I think that dedicated funding and a commitment to funding Indigenous researchers is a first step to encouraging medical students and researchers to pursue their interests in Indigenous medicine.
Affirmative Action is a buzzword in the United States. US Universities and Colleges frequently use applicant demographics to select students for admission, including increasing the percentages of ethnicity diverse students admitted, sometimes with slightly lower scores than other applicants. The intent of such a program is to increase minority representation at institutions of higher learning and to, ideally, decrease negative outcomes experienced more frequently by minority groups, primarily underemployment and poverty.
McGill University’s medical school is an example of such a policy put in place in Canada. I know that at UBC we have created a distributed medical program which puts our students into clerkships in smaller communities across the province in the hopes that they pull put down roots in these more disparate regions and thus help to resolve a doctor shortage. I’d hope that in addition to admitting more Indigenous students that universities are making more efforts to have, for example, Inuit doctors train in Inuit communities with the resources that are available there.
I have chosen to focus my research on the use or lack of Aboriginal pedagogies in higher education (specifically undergraduate medical education) in Canada, but I am interested in examining the landscape for use of Aboriginal pedagogies in education, full stop. My first graduate degree focused on health information provided to Manitoba First Nation communities, and to Inuit communities in the Circumpolar Health Region (which is served by Manitoba Health and the University of Manitoba) and I used to work with Manitoba Health to support Northern Medical Officers of Health, so I have a more substantial familiarity with the Manitoban landscape.
I was interested to learn of the Manitoba First Nations Education Resource Centre which provides “second and third level education services” to first nation schools. I think this site and the resources shared there could be a great resource for any teacher hoping to integrate more content on First Nation, Aboriginal, Metis, Inuit or other Indigenous content into their courses, because it was created by FN instructors in conjunction with FN groups. This resource fills a gap that many of us recognize in the education sector.
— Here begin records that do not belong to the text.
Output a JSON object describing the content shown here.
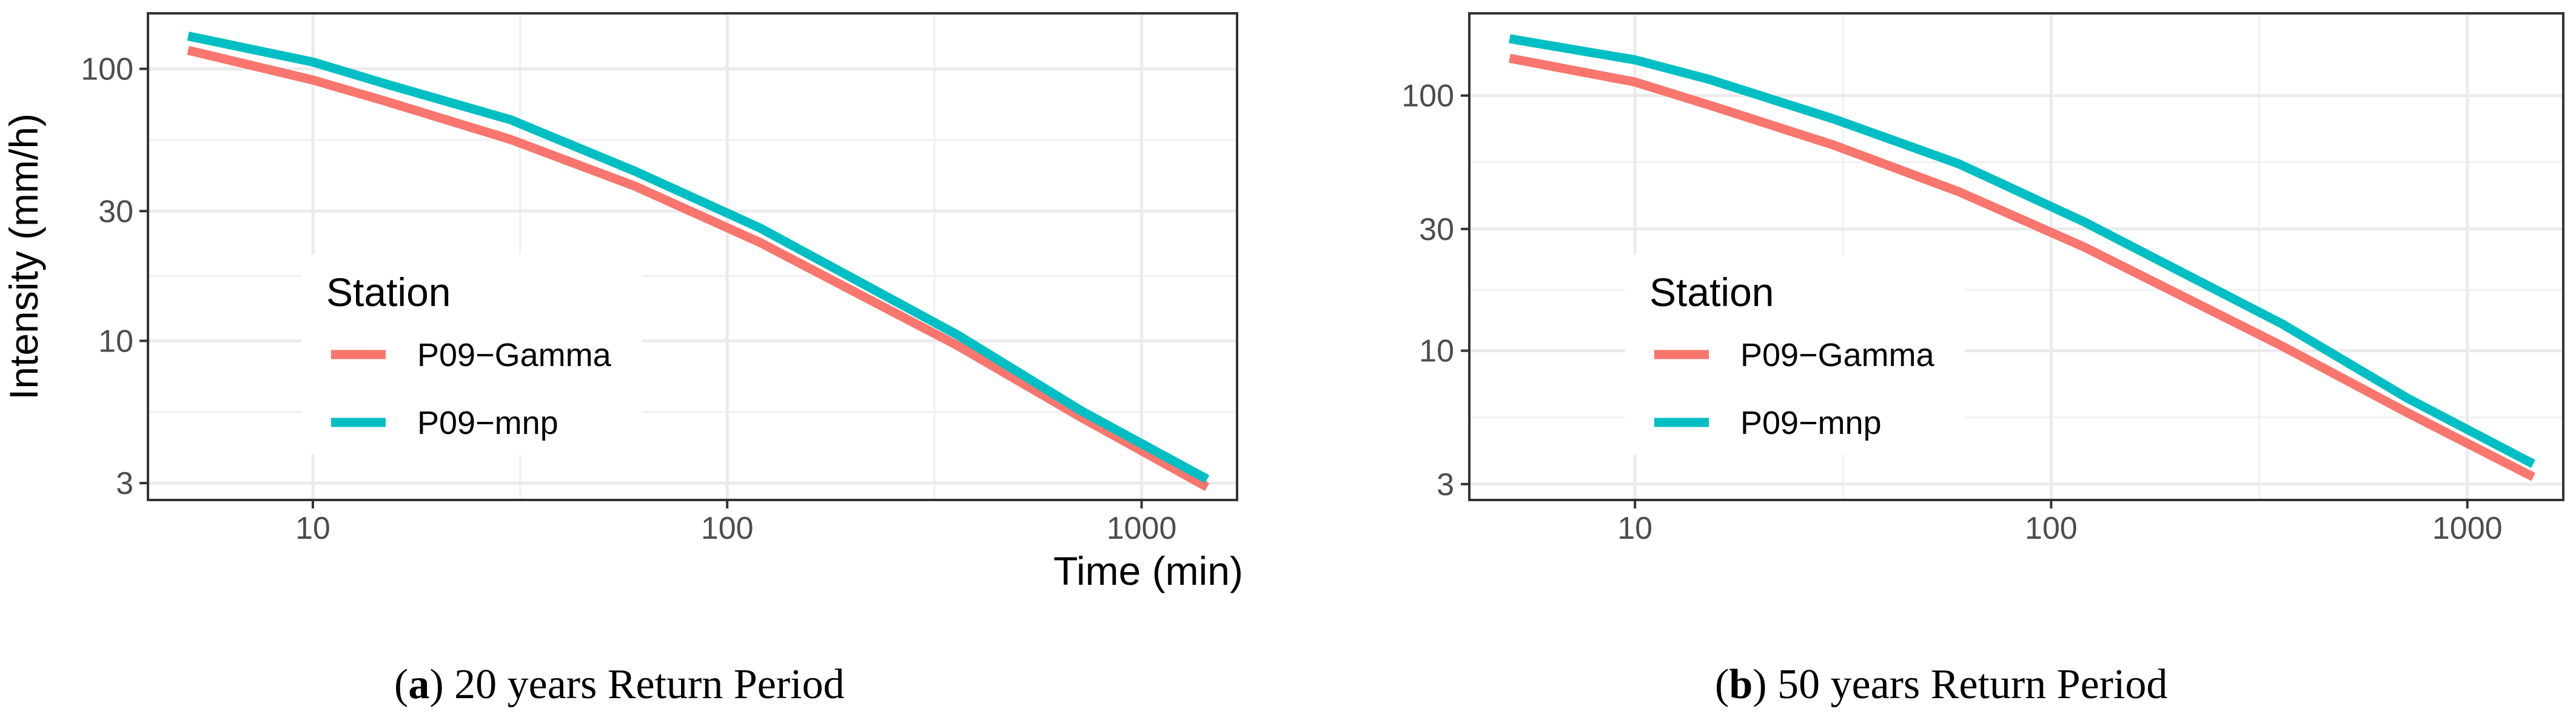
{
  "chart_data": [
    {
      "type": "line",
      "panel_letter": "a",
      "caption": "20 years Return Period",
      "xlabel": "Time (min)",
      "ylabel": "Intensity (mm/h)",
      "xscale": "log",
      "yscale": "log",
      "xlim": [
        4,
        1700
      ],
      "ylim": [
        2.6,
        160
      ],
      "xticks": [
        10,
        100,
        1000
      ],
      "xtick_labels": [
        "10",
        "100",
        "1000"
      ],
      "yticks": [
        3,
        10,
        30,
        100
      ],
      "ytick_labels": [
        "3",
        "10",
        "30",
        "100"
      ],
      "grid": true,
      "legend": {
        "title": "Station",
        "position": "inside-left"
      },
      "x": [
        5,
        10,
        15,
        30,
        60,
        120,
        360,
        720,
        1440
      ],
      "series": [
        {
          "name": "P09−Gamma",
          "color": "#F8766D",
          "values": [
            117,
            91,
            76,
            55,
            37,
            23,
            9.6,
            5.2,
            2.9
          ]
        },
        {
          "name": "P09−mnp",
          "color": "#00BFC4",
          "values": [
            132,
            106,
            88,
            65,
            42,
            26,
            10.5,
            5.5,
            3.1
          ]
        }
      ]
    },
    {
      "type": "line",
      "panel_letter": "b",
      "caption": "50 years Return Period",
      "xlabel": "",
      "ylabel": "",
      "xscale": "log",
      "yscale": "log",
      "xlim": [
        4,
        1700
      ],
      "ylim": [
        2.6,
        210
      ],
      "xticks": [
        10,
        100,
        1000
      ],
      "xtick_labels": [
        "10",
        "100",
        "1000"
      ],
      "yticks": [
        3,
        10,
        30,
        100
      ],
      "ytick_labels": [
        "3",
        "10",
        "30",
        "100"
      ],
      "grid": true,
      "legend": {
        "title": "Station",
        "position": "inside-left"
      },
      "x": [
        5,
        10,
        15,
        30,
        60,
        120,
        360,
        720,
        1440
      ],
      "series": [
        {
          "name": "P09−Gamma",
          "color": "#F8766D",
          "values": [
            140,
            113,
            92,
            64,
            42,
            25.5,
            10.4,
            5.7,
            3.2
          ]
        },
        {
          "name": "P09−mnp",
          "color": "#00BFC4",
          "values": [
            167,
            138,
            116,
            81,
            54,
            32,
            12.7,
            6.5,
            3.6
          ]
        }
      ]
    }
  ]
}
Intercontinental Cry is a magazine/web journal that serves to “amplify the voices and strengthen the efforts of Indigenous Peoples around the world” due to the significant lack of representation of Indigenous people in news media.
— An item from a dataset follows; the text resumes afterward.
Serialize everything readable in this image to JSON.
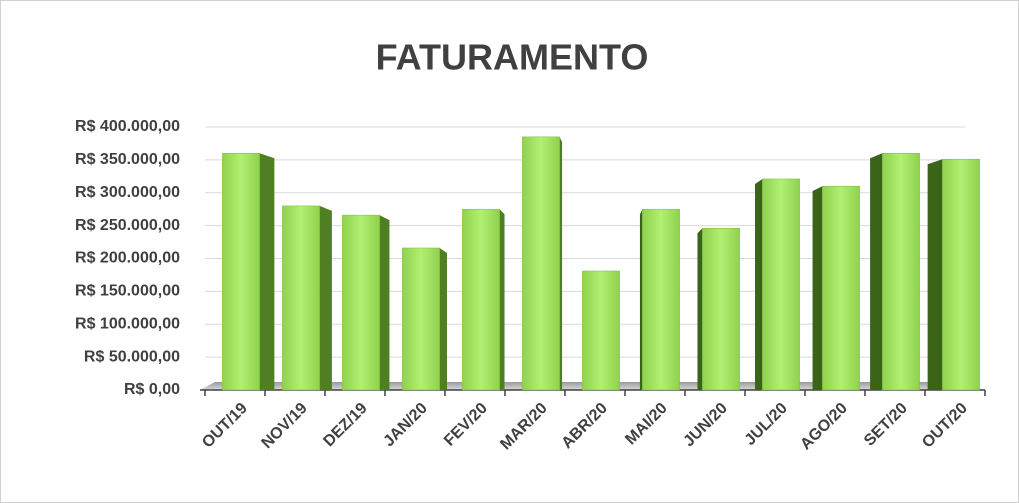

What I was particularly interested in at this point was the fact that this website is very focused on using Indigenous writers to speak on their own experiences. Much of the academic literature on Canadian First Nations, Aboriginal, Inuit, and Metis populations is written by white researchers, probably due to their familiarity with the publication cycle and their access to services that help them to gain publication. Fortunately a resource like IC helps authors with potentially less access to traditional streams of publication to have their voices heard, amplified, and shared with the world via the internet.
I think this could be a useful resource particularly at the high school level, for students to read and reflect on the impact of Indigenous voices on the Web.